Greater NY Evaluation Evolution
In 2021, at 12 years, Greater NY has grounded its evaluation framework around three core ways we think about program success – satisfaction, goal attainment and development of cross-sector leadership practices. This section lays out how this evaluation framework evolved with lessons learned and decisions made as we evaluated the program to understand its real impact.
City Hall – Strengthening Organizations (2009-2014)
Greater NY was launched as a Mayor’s Office program to strengthen nonprofits who were contracted to deliver critical services and whose financial sustainability was at risk in the aftermath of the 2008 crisis. During its time in City Hall, Greater NY evaluation focused on the impact of partnerships on three elements of nonprofit sustainability: 1) increased financial stability 2) strengthened Board management and 3) better communications. Each element was evaluated against four or five indicators that determined outcome attainment.
As data was collected, stronger data emerged about Greater NY’s impact on leadership than on organizational sustainability and qualitative data pointed to the uniqueness of the cross-sector advisory relationship between Greater NY partners.
Key Learning: A partnership that meets an hour a month may not move the needle for an organization but can move the needle for a leader especially when focused on a particular issue.
Leveraging Private Sector Advice (2016-2018)
After leaving City Hall and with latitude to re-design the evaluation framework, Greater NY deepened its exploration of the impacts of cross-sector partnership. An assumption when the program was launched was that it would build “hard” skills for nonprofit leaders – budgeting, forecasting etc. But what emerged was an almost universal focus on the “soft” skills of partnership – relationship management, culture building, talent development. In the first two years post City Hall, Greater NY tried to understand the type of private sector advice that was most helpful in developing these “soft” skills.
From the earliest days of this approach, there was significant pushback from corporate and nonprofit partners on the notion that it was the private sector nature of the advice that was impactful. Participants urged staff to look beyond sector expertise and to look more closely at the unique nature of the Greater NY relationship to understand what makes this relationship one where so much is learned and gained from each other.

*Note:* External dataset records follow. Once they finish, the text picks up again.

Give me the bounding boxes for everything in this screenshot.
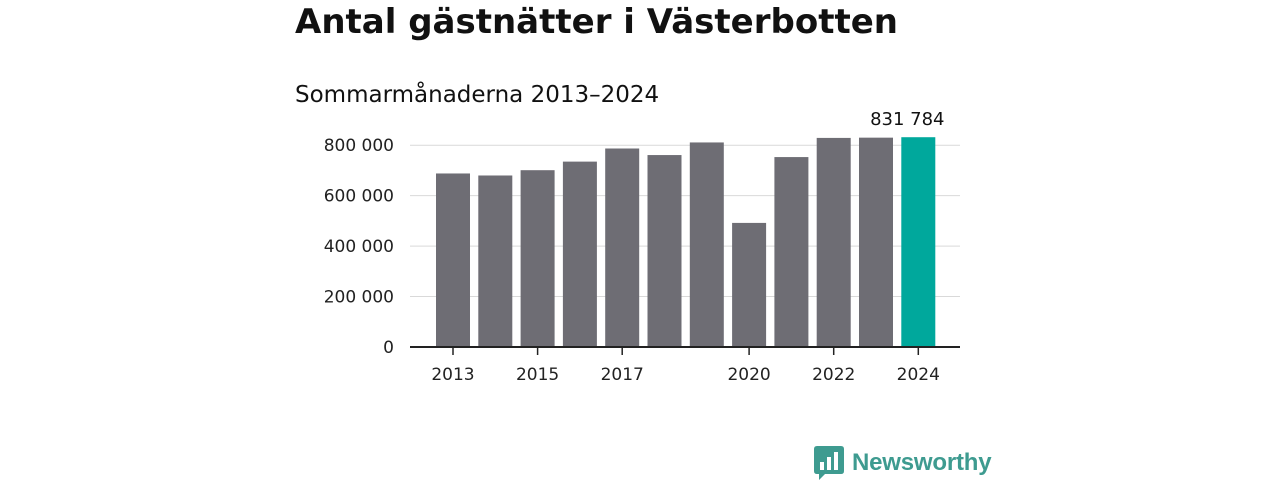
bars [436, 137, 936, 347]
bar-2024 [901, 137, 936, 347]
x-axis-ticks: 2013 2015 2017 2020 2022 2024 [431, 347, 940, 385]
highlight-value-label: 831 784 [870, 109, 944, 130]
brand-logo[interactable]: Newsworthy [814, 446, 992, 480]
bar-2020 [732, 222, 767, 347]
y-axis-ticks: 0 200 000 400 000 600 000 800 000 [324, 136, 394, 358]
bar-2014 [478, 175, 513, 347]
chart-subtitle: Sommarmånaderna 2013–2024 [295, 82, 660, 108]
x-tick-label: 2020 [727, 365, 770, 385]
x-tick-label: 2024 [897, 365, 940, 385]
x-tick-label: 2015 [516, 365, 559, 385]
bar-2015 [520, 170, 555, 347]
y-tick-label: 800 000 [324, 136, 394, 156]
brand-name: Newsworthy [852, 449, 992, 476]
bar-2023 [859, 137, 893, 347]
bar-2019 [689, 142, 724, 347]
bar-2021 [774, 157, 809, 347]
x-tick-label: 2017 [601, 365, 644, 385]
x-tick-label: 2022 [812, 365, 855, 385]
bar-2018 [647, 155, 682, 347]
y-tick-label: 400 000 [324, 237, 394, 257]
y-tick-label: 200 000 [324, 288, 394, 308]
chart-title: Antal gästnätter i Västerbotten [295, 2, 898, 42]
bar-2017 [605, 148, 640, 347]
y-tick-label: 600 000 [324, 187, 394, 207]
bar-2013 [436, 173, 470, 347]
bar-2022 [816, 137, 851, 347]
bar-2016 [562, 161, 597, 347]
y-tick-label: 0 [383, 338, 394, 358]
x-tick-label: 2013 [431, 365, 474, 385]
newsworthy-logo-icon [814, 446, 844, 480]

Key Learning: Greater NY’s core innovation is the partnership relationship and understanding the dimensions of this relationship’s impact would strengthen outcomes.
Cross-Sector Leadership Practices (2018 - present)
In 2018, with two cohorts launched post-City Hall and the understanding that looking for the impact of private sector advice did not capture the program’s true impact and did not represent the equity in partnerships, staff began to think of different ways to look across partnerships and understand the program’s broad impact. As partnership numbers grew, staff observed similar experiences and impacts particularly in the relational impact of the partnership. Evaluation work turned towards understanding the contours of the Greater NY relationship, identifying the key places partnerships were most successful and building an approach that would enable staff to measure and manage partnerships towards a few points of shared success. With this approach, staff hoped to be able to coach every partnership towards great outcomes and offer every participant the opportunity to get the most out of the Greater NY partnership relationship.
Staff undertook a multi-step process to evaluate the program and identify outcomes. This process included: 1) a deep dive into qualitative data gathered across the program’s first 7 years and 60 completed partnerships 2) tagging all 60 completed partnerships for key outcomes 3) identifying clusters of outcomes 4) deploying an evaluation tool (survey) for the class of 2019 to test a hypothesis that Greater NY partnership impact generally fell in four key leadership areas for both corporate and nonprofit partners 5) gathering and analyzing data and conducting extensive follow up interviews to better understand the data collected 6) refining leadership areas and coming up with descriptive names for each and 7) developing final indicators for the identification of these areas, which were identified not as skills but as practices.
Key learning: The activity of Greater NY partnership develops practices,
not qualities, that are critical to external facing leadership, cross-sector leadership, and are transferable to other, non-Greater NY relationships.
When Greater NY began developing its evaluation there were no existing frameworks for cross-sector executive partnership programs. We needed to come up with something on our own.